Z_ref = torch.matmul(
X.to("cpu").to(torch.float32),
Y.to("cpu").to(torch.float32))
print(f"Z_ref: {fp32_to_binary_fraction(Z_ref[0][0].item())}")
torch_xla.backends.set_mat_mul_precision("highest")
Z = torch.matmul(X, Y)
print(f"Z: {fp32_to_binary_fraction(Z[0][0].item())}")
WARNING:torch_xla.backends:Setting mat mul precision multiple times is not recommended. If you need to do so, please empirically verify that the precision setting is behaving as expected.

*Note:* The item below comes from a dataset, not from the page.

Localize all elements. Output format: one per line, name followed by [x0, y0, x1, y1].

Z_ref: FORMAT:0b SIGN:0 EXPONENT:01111111 MANTISSA:00000010000000010000000 VALUE=1.0078277587890625
Z: FORMAT:0b SIGN:0 EXPONENT:01111111 MANTISSA:00000010000000010000000 VALUE=1.0078277587890625
Edge-case numbers¶
In the previous example, you saw no difference between the six-pass and FP32 multiplication. Now, you will use an edge case number to demonstrate a difference in the final bit between the six-pass approach and full FP32.
X = get_rand_matrix()
Y = get_rand_matrix()
X[0, 0] = 1.2
Y[0, 0] = 1.2
Z_ref = torch.matmul(
X.to("cpu").to(torch.float32),
Y.to("cpu").to(torch.float32))
print(f"Z_ref: {fp32_to_binary_fraction(Z_ref[0][0].item())}")
torch_xla.backends.set_mat_mul_precision("highest")
Z = torch.matmul(X, Y)
print(f"Z: {fp32_to_binary_fraction(Z[0][0].item())}")
WARNING:torch_xla.backends:Setting mat mul precision multiple times is not recommended. If you need to do so, please empirically verify that the precision setting is behaving as expected.
Z_ref: FORMAT:0b SIGN:0 EXPONENT:01111111 MANTISSA:01110000101000111101100 VALUE=1.440000057220459
Z: FORMAT:0b SIGN:0 EXPONENT:01111111 MANTISSA:01110000101000111101101 VALUE=1.4400001764297485
Conclusion¶
In this tutorial, you learned how to control the floating point precision of your matrix multiplication (mat mul) operations. You also learned the internal algorithm used to generate higher precision through the three-pass and six-pass approaches.